Aujourd’hui, la juridiction internationale de Strasbourg est saisie de trois requêtes distinctes concernant Monaco. Et nul n’imagine la Cour Européenne des Droits de l’Homme ne pas sanctionner un tel système d’abus de pouvoir. Par ailleurs, l’organisme Moneyval, qui dépend du Conseil de l’Europe et qui est chargé d’assurer une lutte anti-blanchiment efficace harmonisée en Europe, devrait hélas mettre à l’index Monaco dans les tout prochains mois.
Alors, que peut rechercher Claude Palmero vis-à-vis d’une situation qui finalement concerne plus l’intérêt général que lui-même ?
Pendant deux générations, son père et lui ont fidèlement servi les Princes et la Couronne, sans que jamais ni l’honneur de la fonction, ni les lumières projetées sur le Rocher, ne leur fassent perdre la tête. Et si au début de l’affaire en cours, Claude Palmero se serait peut-être contenté d’une marque de reconnaissance (mais pas d’argent) pour pallier les raisons sulfureuses de sa révocation… maintenant que les procédures ont été lancées, il ne poursuit qu’une volonté de réparation au nom de certaines valeurs. C’est l’histoire d’Edmond Dantès, dénoncé comme conspirateur et jeté en prison sans procès. Puis vint la réparation morale de devenir symboliquement Comte à son tour, de Monte-Cristo, pour dénoncer la mafia et la corruption.
Quand on a souffert de l’injustice, il y a trois réponses possibles : le dédommagement financier pour soi-même, l’expiation par la souffrance pour l’auteur, la certitude du « plus jamais ça » pour les autres. C’est la troisième voie qu’a choisie Claude Palmero.
Claude Palmero luttait depuis des années contre la corruption et des intérêts financiers hégémoniques. Ce n’est pas par hasard qu’il a été brutalement évincé en juin 2023 après plus de 20 ans de loyaux services pour le Prince et la Principauté. L’étrange alignement auquel l’on assiste à Monaco depuis son départ en dit malheureusement long.
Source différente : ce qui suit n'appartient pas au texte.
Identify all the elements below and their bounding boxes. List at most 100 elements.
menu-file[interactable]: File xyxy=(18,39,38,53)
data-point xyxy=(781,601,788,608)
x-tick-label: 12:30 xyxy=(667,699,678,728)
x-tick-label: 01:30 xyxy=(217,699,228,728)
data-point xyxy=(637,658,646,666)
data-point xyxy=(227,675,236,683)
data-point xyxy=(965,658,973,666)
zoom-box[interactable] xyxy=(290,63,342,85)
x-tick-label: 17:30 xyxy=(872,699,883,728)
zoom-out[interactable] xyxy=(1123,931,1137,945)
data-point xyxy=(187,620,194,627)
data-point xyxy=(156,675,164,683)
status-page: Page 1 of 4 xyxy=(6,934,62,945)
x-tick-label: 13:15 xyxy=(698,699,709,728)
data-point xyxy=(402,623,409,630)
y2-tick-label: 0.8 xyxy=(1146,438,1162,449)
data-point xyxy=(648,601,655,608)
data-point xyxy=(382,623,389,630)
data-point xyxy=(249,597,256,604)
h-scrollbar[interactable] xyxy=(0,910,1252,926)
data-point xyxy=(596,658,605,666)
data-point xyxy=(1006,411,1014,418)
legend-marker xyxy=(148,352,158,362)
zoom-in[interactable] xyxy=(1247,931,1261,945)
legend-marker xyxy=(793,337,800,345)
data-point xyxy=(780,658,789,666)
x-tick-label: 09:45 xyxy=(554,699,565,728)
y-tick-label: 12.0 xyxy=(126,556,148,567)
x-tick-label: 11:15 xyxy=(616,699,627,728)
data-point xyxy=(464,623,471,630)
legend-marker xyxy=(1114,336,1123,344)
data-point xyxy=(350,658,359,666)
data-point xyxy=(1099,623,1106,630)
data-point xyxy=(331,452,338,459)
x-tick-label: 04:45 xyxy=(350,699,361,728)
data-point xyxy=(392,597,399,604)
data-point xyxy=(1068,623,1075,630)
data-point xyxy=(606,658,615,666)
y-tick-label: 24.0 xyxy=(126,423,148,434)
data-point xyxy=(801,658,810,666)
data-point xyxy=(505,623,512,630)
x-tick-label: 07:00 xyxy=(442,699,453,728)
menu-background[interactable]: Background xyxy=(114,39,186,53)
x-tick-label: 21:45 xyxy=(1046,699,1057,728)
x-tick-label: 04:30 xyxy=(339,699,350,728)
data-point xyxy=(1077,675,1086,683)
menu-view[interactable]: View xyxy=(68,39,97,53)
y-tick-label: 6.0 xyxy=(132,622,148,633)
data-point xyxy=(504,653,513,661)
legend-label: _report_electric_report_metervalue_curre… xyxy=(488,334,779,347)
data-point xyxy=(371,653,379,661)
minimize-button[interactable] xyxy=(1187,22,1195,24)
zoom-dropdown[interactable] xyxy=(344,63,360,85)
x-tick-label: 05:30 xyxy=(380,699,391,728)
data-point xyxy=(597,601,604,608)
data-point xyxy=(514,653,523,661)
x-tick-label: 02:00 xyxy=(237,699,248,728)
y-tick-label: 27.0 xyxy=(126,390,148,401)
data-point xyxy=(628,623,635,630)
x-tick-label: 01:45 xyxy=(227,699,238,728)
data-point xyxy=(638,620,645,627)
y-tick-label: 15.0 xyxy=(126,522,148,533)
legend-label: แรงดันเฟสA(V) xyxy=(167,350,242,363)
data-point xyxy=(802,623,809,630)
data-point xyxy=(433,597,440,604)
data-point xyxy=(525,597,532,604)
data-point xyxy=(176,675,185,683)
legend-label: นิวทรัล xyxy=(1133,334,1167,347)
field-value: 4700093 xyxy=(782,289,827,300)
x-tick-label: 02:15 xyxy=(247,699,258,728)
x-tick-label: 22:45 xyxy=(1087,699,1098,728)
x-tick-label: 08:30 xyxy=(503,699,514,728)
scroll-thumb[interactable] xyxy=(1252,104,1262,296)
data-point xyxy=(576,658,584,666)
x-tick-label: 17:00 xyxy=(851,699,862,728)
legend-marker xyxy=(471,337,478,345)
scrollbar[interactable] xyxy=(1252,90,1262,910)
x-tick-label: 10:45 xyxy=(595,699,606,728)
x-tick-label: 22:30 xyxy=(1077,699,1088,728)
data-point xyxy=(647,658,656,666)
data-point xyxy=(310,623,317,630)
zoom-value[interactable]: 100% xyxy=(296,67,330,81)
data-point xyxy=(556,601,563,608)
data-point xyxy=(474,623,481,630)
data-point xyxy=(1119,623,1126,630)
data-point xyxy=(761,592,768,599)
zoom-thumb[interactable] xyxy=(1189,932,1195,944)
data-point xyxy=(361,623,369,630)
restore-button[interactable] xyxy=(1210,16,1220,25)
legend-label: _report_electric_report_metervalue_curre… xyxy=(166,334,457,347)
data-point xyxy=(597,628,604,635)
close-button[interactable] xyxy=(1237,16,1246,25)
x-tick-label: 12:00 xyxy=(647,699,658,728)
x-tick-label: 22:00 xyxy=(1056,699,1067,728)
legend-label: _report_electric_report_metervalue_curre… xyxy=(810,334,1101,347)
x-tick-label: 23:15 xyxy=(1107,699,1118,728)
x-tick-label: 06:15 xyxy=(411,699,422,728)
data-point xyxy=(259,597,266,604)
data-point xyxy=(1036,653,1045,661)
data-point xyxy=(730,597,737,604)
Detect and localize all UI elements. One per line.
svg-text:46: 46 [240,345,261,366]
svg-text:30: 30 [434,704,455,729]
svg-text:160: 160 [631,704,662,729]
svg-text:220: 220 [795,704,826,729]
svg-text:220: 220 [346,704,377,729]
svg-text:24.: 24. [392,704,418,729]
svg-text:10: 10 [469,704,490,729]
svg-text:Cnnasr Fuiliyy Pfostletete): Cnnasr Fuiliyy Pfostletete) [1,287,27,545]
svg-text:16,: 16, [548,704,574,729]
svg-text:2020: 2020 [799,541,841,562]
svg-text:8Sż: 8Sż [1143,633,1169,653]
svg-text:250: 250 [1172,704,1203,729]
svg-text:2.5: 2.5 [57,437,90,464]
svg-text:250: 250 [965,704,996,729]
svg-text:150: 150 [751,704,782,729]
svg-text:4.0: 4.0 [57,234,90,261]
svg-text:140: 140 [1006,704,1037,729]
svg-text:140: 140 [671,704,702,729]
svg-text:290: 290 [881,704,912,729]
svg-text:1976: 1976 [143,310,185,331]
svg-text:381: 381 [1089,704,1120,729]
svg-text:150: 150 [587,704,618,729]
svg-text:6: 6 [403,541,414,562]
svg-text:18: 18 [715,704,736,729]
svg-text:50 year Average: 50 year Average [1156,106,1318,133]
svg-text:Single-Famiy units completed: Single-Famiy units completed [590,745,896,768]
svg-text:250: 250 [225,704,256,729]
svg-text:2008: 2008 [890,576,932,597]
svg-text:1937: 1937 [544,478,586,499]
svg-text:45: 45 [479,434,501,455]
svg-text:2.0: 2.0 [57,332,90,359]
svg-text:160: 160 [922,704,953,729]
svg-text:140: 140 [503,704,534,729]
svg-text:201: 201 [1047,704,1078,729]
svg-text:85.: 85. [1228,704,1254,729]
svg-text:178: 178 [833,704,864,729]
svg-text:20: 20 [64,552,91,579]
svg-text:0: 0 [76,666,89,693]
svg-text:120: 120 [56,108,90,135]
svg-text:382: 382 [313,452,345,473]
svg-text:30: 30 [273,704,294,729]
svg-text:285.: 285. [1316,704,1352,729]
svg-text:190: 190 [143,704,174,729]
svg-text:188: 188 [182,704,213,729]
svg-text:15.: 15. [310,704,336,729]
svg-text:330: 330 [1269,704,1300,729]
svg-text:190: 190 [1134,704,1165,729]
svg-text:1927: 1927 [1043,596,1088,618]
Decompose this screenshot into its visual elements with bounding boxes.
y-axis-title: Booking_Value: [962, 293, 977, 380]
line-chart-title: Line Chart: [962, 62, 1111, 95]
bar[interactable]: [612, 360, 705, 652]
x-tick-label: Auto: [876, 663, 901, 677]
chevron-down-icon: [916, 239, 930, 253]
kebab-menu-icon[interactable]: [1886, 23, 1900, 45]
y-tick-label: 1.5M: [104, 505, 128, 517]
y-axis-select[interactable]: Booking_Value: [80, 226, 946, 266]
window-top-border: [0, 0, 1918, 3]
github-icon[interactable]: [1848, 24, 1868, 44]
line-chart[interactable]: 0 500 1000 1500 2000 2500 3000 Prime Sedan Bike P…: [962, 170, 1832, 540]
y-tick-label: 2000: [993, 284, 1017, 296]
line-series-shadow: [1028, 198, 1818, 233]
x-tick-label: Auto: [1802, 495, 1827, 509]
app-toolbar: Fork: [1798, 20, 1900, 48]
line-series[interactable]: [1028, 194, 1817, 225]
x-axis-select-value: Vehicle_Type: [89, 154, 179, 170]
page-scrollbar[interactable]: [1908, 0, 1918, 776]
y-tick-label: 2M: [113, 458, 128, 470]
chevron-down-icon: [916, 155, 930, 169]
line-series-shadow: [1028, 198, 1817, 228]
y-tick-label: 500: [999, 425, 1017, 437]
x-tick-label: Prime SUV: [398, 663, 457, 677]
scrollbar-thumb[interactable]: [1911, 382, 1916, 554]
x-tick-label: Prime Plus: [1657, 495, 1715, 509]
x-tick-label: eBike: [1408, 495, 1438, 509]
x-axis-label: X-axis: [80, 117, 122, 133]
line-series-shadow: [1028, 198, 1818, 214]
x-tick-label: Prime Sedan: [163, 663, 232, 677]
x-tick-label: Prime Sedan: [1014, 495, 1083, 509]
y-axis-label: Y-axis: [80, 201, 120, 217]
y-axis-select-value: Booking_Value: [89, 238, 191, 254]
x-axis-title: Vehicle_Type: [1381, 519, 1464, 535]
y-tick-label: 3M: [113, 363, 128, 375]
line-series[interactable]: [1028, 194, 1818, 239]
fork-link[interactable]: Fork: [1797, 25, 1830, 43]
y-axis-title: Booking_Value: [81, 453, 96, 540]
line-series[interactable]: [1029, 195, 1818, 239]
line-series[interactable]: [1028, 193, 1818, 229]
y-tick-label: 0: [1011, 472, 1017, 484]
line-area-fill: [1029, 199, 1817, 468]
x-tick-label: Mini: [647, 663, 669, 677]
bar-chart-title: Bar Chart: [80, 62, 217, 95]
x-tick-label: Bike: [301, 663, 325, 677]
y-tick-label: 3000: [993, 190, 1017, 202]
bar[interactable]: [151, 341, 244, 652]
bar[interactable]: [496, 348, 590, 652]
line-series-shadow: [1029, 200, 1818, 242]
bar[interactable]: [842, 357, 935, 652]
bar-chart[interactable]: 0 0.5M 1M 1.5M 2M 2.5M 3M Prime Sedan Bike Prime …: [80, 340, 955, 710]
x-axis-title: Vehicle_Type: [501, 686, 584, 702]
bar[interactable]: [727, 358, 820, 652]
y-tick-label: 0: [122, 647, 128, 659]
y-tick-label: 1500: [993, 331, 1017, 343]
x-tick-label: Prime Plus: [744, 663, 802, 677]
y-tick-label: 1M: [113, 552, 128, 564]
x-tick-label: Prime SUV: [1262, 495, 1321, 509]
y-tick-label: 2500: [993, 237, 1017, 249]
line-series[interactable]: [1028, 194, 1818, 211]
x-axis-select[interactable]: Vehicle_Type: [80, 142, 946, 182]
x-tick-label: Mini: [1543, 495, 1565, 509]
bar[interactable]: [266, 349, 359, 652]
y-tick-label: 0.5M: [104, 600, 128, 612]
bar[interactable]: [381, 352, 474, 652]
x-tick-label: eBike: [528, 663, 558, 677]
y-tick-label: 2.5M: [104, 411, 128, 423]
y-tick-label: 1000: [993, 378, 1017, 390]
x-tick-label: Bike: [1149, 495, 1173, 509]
Devant une telle situation, on ne peut s’empêcher de penser au formidable discours fondateur que le Prince Albert avait prononcé lors de son avènement le 22 juillet 2005. Il s’engageait à faire de Monaco « une société modèle, un modèle de société », et soulignait qu’argent et vertu devaient « se conjuguer en permanence ». « Notre puissance doit être avant tout une puissance éthique », avait-il aussi déclaré. Alors qu’un grand bond en arrière est en cours à Monaco, que des intérêts puissants accentuent leur mainmise sur le richissime micro-État, que l’État de droit reste en pointillés et que l’arbitraire, l’impunité et le sentiment de toute-puissance semblent avoir désormais le champ libre, la question au Prince Albert qui vient naturellement à l’esprit est : « Monseigneur, qu’avez-vous fait de votre promesse ? ».